Hidrojen sülfür zehirli ve toksik bir gaz
Ontario Teknik Üniversitesi Mühendislik Fakültesi Makine Mühendisliği Bölümü Öğretim Üyesi ve Yıldız Teknik Üniversitesi Makine Fakültesi Makine Mühendisliği Bölümü Öğretim Üyesi Prof. Dr. İbrahim Dinçer, periyodik tablonun ilk elementi olan hidrojenin, en hafif, evrende en çok bulunan ve yüksek oranda yanıcı bir madde olduğunu söylüyor. Hidrojen sülfürün ise hidrojen ve kükürtten oluşan, çürük yumurta kokusuna sahip, zehirli, yanıcı bir madde olduğunu ifade ediyor. Hidrojen sülfürün giderek deniz yüzeyine yaklaştığını söyleyen Dinçer ilerleyen süreçte denizi tamamen kaplayarak deniz hayatını yok etme riskine sahip olduğunu söyliyor.

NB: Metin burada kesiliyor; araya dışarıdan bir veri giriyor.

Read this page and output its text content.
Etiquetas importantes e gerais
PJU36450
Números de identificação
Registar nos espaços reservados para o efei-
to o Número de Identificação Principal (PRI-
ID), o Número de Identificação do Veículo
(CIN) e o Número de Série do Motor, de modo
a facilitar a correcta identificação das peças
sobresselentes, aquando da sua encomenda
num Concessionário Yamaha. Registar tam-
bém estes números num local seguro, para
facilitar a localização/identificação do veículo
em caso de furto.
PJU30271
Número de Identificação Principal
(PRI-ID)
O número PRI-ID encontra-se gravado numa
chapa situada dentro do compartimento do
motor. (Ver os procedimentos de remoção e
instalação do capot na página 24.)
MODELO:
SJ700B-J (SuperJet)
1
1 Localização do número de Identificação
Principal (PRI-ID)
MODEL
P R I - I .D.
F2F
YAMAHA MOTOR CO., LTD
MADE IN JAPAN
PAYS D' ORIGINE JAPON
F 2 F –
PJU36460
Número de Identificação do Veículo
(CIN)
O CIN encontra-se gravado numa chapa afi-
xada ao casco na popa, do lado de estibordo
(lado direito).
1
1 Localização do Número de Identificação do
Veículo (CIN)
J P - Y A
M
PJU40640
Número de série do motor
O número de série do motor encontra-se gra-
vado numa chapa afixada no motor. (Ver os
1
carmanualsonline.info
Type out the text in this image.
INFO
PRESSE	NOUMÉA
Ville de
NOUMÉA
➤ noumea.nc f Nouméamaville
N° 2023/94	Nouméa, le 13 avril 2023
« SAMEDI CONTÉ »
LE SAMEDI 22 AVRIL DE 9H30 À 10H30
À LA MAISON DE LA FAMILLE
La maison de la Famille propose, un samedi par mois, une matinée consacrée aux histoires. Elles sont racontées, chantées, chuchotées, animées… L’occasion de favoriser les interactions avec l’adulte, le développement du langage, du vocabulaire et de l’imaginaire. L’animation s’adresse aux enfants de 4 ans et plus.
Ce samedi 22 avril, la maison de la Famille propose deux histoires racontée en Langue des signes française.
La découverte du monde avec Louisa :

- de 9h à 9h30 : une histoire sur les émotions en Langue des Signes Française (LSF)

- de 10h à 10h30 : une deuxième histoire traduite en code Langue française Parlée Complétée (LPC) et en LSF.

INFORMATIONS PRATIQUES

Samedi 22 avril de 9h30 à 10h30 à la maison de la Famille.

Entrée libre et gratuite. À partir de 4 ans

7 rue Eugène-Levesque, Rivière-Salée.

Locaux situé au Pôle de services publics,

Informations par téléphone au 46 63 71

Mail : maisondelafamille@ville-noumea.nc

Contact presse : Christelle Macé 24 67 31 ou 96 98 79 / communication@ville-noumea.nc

Yeşil hidrojenin elektroliz, ısıl, katalitik ve fotokatalitik gibi yöntemlerle üretilebildiğini söyleyen Dinçer bu sayede hidrojen ve sülfürün elde edilebileceğini belirtti. Dinçer yaptıkları hesaplara göre Karadeniz’de elektroliz yöntemiyle üretilebilecek 270 milyon ton yeşil hidrojen, 4.3 milyar ton sülfür potansiyelinin tespit edildiğini söyledi.
Sudan hidrojen üretmeye göre daha az enerji gerektiriyor
Gazi Üniversitesi Teknoloji Fakültesi Enerji Sistemleri Mühendisliği Bölümü Öğretim Üyesi Prof. Dr. Adnan Sözen ise hidrojen sülfürden elde edilen hidrojenin sudan elde edilen hidrojenle karışıtırılmaması gerektiğini ifade ederek; “Sudan 1 mol hidrojen üretmek için 66 Wh enerji harcarken, hidrojen sülfürden hidrojen üretmek için 20 Wh bir enerji harcıyoruz. Suya göre hidrojen sülfürden hidrojen elde etmek için daha az enerjiye ihtiyaç duyuluyor. Saatte 100 kilogram hidrojen sülfür işlediğinizde 5,8 kilogram hidrojen üretebiliyorsunuz, bunun içinde de gerekli enerji miktarı 75 kWh. Karadeniz’deki potansiyelden hidrojen üretebilirseniz bu enerji, 851 milyon ton petrole, 766 milyon ton doğal gaza eş değer oluyor, büyük bir enerji kaynağı var.” ifadelerini kullandı.
Karadeniz Teknik Üniversitesi Deniz Bilimleri ve Teknolojisi Enstitüsü Müdür Yardımcısı Doç. Dr. Ali Alkan, Karadeniz’de bölgeden bölgeye değişmekle birlikte ortalama olarak 150 metrenin altında hidrojen sülfür bulunduğu ve derinliğe bağlı olarak konsantrasyonun değiştiğini anlattı.
Denizden büyük miktarda hidrojen sülfürün çekilmesinin, teorik olarak bu maddenin yüzeye yaklaşmasını geciktireceğini dile getiren Alkan, “Karadeniz’in ilk 150 metresinin altındaki sıkıntısı hidrojen sülfürün varlığının yanında, oksijenin düşük olması. Oksijensiz tabakanın başladığı noktadan itibaren biz zaten denizi kullanamıyoruz. Bunlar çok büyük ölçekli hareketler, şu aşamada bana biraz ütopik geliyor.” değerlendirmesinde bulundu.